The Smollett embarrassment is only the highest profile example of cavalier judgment that has cost Foxx her credibility and worse, may be costing her constituents their safety.

Just a week ago, her office agreed to a plea deal that allowed the murderer of 15-year-old Elias Valdez of Glenview to escape even a single day in jail.

Last month, the state’s attorney’s office finally charged a suspect in the September stabbing death in Schaumburg of 18-year-old Manuel Porties Jr. of Elgin. That murder charge was filed only after Porties’ family and the Schaumburg police strongly protested the office’s initial decision against bringing a case.

“It’s a shame we had to fight for justice,” the victim’s father, Manuel Portes Sr. said. “It’s a shame it had to take 1½ months.”

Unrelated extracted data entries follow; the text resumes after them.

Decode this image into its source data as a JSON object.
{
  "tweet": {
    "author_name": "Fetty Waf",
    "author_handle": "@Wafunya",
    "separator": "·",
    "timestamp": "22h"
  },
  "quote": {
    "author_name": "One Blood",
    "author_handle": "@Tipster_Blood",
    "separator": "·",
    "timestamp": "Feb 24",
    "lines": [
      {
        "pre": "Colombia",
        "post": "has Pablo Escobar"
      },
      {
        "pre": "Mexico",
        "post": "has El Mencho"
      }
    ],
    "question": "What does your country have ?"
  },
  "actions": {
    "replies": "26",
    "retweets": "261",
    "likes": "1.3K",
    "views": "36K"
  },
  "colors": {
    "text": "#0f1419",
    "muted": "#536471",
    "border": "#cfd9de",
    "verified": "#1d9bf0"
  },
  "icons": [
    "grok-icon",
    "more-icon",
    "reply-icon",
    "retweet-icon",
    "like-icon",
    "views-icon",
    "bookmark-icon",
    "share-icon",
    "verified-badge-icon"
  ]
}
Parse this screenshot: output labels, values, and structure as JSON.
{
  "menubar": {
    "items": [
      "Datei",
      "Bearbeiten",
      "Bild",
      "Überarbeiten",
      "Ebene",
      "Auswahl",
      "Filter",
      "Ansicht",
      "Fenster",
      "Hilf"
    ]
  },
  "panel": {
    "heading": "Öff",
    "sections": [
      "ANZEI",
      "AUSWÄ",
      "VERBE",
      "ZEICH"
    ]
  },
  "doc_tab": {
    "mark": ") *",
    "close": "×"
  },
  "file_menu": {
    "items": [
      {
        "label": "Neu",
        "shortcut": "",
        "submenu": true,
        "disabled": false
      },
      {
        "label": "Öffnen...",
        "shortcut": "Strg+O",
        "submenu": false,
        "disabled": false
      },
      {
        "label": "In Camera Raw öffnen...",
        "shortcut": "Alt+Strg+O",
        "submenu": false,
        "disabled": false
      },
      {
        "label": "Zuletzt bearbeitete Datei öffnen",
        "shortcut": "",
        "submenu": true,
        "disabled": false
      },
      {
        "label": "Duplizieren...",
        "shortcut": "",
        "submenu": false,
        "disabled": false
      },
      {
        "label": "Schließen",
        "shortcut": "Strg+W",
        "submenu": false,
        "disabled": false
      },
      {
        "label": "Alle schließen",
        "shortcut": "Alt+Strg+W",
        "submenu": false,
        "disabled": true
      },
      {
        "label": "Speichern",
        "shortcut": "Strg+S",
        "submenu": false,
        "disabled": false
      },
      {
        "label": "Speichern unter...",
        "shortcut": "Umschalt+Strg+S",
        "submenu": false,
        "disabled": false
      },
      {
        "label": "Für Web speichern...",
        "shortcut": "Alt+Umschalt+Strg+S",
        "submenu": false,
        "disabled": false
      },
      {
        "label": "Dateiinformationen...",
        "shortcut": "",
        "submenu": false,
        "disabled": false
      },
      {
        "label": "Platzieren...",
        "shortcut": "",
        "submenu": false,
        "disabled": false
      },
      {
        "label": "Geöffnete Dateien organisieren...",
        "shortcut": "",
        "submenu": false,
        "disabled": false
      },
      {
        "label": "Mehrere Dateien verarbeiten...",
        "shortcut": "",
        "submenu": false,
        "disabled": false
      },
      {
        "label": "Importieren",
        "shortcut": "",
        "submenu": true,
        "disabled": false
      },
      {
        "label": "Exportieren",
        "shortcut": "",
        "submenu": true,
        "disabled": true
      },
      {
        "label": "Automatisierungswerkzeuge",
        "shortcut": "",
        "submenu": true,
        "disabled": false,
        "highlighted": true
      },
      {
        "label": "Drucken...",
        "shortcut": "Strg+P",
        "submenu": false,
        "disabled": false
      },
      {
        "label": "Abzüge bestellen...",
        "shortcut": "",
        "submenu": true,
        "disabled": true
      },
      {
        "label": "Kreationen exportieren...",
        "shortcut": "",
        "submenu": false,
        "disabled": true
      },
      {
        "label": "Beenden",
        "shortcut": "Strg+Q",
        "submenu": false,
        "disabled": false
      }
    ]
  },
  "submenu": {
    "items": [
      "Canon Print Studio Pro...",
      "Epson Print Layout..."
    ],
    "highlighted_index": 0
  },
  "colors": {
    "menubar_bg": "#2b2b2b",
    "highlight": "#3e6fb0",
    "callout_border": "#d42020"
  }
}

I’m not convinced that Lightfoot’s tough talk is going to lead to less crime, though it probably will result in more arrests for low-level offenses. Chicago’s failures are myriad and multi-faceted, and the simple truth is that there is no quick and easy fix for decades of bad decisions and disastrous policies. But while city leaders flail about and point fingers at each other, my advice to Chicagoans is to run the gauntlet of gun control laws in the state and start exercising your Second Amendment right to armed self-defense, because your elected officials aren’t going to keep you safe, no matter what they pledge from behind a podium.